In 2017, Kristen served as the vice president of the AVIR. In her role as education chair, she worked tirelessly, maybe you shouldn't type words you can't say. (laughs) She worked really hard

(laughs) to improve the AVIR's educational offerings, promoting not only the AVIR but the field of IR as a whole. She functioned as a critical liaison between the AVIR and other esteemed organizations such as the ARRT and RSNA.

She's published numerous articles for the AVIR Informer. She actively engages with her IR colleagues through social media platforms such as Twitter and LinkedIn. On a personal note, during my term as president of

the AVIR, Kristen has been absolutely invaluable to me. She's served as my right hand and she is a professional inspiration and an incredible friend. She's demonstrated the tireless work ethic, character, and passion required of an AVIR fellow

and it is our incredible honor and privilege to induct her into the fellowship class of 2018. (applause) - Excuse me. First off, even being recognized with this group of individuals is an incredible honor.

I first found out about IR probably about a year before I applied for x-ray school. There was an article that was released by the hospital that I attended for x-ray school to the general public online and that article highlighted the transarterial chemoembolization procedure.

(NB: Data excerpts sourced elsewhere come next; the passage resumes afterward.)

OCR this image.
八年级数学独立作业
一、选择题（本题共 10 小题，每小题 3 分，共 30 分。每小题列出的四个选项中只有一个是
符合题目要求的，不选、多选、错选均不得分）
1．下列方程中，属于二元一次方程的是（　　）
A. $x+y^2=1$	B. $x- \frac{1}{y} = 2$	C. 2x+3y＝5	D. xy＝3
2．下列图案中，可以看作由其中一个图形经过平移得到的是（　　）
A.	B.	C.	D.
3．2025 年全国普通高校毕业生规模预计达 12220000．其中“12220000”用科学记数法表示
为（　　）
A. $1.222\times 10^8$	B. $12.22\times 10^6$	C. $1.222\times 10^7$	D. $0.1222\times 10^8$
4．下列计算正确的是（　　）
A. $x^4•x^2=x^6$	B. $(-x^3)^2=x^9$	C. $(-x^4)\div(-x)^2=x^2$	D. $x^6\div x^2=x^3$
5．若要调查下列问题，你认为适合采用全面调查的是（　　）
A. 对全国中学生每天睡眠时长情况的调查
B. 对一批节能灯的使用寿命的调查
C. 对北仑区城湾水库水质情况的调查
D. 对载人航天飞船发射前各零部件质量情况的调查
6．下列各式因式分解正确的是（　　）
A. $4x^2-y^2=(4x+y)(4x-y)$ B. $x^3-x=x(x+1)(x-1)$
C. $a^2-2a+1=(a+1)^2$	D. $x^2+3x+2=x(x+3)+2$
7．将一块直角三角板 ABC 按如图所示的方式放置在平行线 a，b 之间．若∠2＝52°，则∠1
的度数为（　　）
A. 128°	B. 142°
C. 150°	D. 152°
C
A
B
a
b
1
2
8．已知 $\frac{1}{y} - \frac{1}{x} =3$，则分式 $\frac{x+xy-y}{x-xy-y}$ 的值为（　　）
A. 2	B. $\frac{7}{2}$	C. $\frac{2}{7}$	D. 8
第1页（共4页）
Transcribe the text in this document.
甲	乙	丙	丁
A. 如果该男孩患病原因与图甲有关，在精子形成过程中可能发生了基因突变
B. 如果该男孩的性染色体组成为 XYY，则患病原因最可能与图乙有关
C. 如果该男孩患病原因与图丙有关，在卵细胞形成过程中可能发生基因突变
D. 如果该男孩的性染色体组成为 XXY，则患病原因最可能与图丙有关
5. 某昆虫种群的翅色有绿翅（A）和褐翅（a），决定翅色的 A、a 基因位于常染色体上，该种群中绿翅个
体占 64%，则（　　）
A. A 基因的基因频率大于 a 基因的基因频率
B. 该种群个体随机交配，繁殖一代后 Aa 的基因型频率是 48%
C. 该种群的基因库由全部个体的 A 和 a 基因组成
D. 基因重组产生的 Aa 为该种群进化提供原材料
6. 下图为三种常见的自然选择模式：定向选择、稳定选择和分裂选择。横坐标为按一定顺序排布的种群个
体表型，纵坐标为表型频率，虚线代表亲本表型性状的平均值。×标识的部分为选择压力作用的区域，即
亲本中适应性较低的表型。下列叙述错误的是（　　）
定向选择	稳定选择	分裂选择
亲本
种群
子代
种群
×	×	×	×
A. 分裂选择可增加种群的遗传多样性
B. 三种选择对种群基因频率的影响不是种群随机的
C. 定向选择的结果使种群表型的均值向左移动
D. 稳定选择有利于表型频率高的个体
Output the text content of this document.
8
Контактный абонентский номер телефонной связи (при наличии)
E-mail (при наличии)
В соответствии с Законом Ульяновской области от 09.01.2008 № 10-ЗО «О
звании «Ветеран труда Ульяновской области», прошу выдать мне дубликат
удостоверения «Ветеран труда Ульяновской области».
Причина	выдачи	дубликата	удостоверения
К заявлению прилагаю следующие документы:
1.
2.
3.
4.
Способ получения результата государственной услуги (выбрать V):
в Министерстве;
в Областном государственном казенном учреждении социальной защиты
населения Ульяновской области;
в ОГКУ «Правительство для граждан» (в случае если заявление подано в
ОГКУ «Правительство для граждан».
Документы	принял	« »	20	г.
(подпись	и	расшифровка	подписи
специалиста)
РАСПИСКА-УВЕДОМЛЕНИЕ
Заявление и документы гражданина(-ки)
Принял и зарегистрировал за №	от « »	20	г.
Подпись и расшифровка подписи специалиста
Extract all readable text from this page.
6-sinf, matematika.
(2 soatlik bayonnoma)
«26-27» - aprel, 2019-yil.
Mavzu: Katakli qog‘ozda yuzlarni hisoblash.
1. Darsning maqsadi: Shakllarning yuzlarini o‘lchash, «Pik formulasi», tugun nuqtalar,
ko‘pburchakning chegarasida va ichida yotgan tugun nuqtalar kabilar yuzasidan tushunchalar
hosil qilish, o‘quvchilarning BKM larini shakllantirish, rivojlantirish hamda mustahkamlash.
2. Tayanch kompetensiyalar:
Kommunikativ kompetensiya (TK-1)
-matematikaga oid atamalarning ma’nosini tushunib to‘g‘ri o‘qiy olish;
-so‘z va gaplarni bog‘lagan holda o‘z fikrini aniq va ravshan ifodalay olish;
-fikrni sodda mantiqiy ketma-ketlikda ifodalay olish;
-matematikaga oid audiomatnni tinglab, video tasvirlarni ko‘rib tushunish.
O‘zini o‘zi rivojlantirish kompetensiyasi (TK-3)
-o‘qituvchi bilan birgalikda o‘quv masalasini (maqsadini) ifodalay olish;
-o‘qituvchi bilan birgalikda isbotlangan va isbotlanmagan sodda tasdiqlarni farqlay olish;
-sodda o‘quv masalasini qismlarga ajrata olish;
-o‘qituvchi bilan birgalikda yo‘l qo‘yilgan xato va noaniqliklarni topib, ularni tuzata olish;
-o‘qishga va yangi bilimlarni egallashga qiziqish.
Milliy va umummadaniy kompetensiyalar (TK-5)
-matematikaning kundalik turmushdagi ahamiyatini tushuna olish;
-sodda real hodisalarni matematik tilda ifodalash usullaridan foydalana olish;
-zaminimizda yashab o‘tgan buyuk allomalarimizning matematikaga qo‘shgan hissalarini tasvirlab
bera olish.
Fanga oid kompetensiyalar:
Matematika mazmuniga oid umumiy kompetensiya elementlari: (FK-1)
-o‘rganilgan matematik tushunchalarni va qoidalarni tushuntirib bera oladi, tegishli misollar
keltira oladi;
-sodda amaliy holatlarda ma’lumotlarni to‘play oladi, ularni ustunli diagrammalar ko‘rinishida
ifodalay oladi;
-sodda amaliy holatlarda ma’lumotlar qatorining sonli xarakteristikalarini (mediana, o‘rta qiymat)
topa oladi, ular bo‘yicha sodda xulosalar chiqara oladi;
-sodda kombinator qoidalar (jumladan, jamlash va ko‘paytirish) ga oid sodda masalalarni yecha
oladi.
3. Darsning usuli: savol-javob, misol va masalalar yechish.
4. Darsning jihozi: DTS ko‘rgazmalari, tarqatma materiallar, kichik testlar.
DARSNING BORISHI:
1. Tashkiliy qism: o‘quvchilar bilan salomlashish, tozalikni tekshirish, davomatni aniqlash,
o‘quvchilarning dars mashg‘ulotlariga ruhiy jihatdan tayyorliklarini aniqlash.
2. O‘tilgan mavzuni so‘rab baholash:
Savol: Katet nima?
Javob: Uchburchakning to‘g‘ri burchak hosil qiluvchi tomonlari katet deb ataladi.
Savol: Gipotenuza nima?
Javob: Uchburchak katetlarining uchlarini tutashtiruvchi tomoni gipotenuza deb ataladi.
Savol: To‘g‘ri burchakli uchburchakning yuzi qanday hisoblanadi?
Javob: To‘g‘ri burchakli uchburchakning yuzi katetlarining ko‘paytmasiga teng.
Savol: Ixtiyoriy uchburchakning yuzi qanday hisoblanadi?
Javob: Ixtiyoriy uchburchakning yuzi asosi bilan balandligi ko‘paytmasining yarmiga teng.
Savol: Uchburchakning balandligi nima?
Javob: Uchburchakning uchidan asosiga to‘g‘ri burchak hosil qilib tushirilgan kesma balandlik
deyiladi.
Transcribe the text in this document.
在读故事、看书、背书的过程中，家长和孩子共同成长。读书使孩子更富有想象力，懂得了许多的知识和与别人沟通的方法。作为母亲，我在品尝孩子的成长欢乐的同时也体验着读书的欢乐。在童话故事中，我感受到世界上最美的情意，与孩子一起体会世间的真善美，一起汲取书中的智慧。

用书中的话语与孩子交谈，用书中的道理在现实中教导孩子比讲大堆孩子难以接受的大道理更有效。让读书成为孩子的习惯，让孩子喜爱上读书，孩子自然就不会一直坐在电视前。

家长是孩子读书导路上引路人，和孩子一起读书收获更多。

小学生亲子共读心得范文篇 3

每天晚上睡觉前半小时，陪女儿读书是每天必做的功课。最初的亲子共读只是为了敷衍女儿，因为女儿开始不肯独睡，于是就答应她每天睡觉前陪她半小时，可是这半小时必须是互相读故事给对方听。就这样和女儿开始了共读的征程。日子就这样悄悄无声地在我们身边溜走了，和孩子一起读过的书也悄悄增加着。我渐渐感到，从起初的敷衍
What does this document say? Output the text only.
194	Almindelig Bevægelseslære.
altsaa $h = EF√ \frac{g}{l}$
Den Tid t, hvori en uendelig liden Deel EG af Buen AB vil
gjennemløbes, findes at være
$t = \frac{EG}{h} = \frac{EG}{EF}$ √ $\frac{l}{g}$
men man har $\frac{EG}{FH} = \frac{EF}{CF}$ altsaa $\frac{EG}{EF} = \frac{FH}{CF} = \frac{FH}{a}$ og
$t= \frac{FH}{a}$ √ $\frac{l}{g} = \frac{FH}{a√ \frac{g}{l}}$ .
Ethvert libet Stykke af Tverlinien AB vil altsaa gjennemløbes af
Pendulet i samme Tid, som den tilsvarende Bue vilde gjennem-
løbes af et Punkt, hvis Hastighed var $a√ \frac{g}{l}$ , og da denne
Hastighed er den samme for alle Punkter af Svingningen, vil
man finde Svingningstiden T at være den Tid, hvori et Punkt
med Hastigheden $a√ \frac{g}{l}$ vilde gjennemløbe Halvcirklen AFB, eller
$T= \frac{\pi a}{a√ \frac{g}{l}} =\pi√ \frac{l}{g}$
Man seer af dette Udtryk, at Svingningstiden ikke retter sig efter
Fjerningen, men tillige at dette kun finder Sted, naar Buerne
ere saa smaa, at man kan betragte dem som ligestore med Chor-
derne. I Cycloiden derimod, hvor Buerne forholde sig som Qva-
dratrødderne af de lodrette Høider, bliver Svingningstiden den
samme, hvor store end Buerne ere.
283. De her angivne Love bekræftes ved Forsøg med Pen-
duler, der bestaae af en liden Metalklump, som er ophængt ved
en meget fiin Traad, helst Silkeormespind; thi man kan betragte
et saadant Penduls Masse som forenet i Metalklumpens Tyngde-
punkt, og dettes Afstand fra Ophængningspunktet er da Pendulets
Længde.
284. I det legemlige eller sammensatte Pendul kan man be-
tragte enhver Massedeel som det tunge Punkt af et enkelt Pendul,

I was completely mesmerized by this article that I had read. I ended up later going to the library at the hospital that I currently worked at and did research on this and I found this article for HCC that I later found out was written by the father of interventional oncology,

Michael Soulen. That article that I read in JVIR, I think it was authored in 2002, made me apply for x-ray school. Fast forward, I'm sitting in my interview and my to-be program director asks me

why I want to be an x-ray tech. I continue to tell her all about the literature that I had read on liver directed therapy, and I think she looked at me and thought I was probably insane. She said, "You do understand you're here to learn

"how to take x-rays, correct?" And to be completely frank at that time, I really didn't understand what I was getting myself into. I still feel that same excitement every day when I walk into work.

And I'm really excited about everything that we've accomplished with the AVIR over the last year and I'm really excited to see where that leads to this year with our incoming board. So, I'd like to welcome the rest of the board up here as we lead into the business meeting.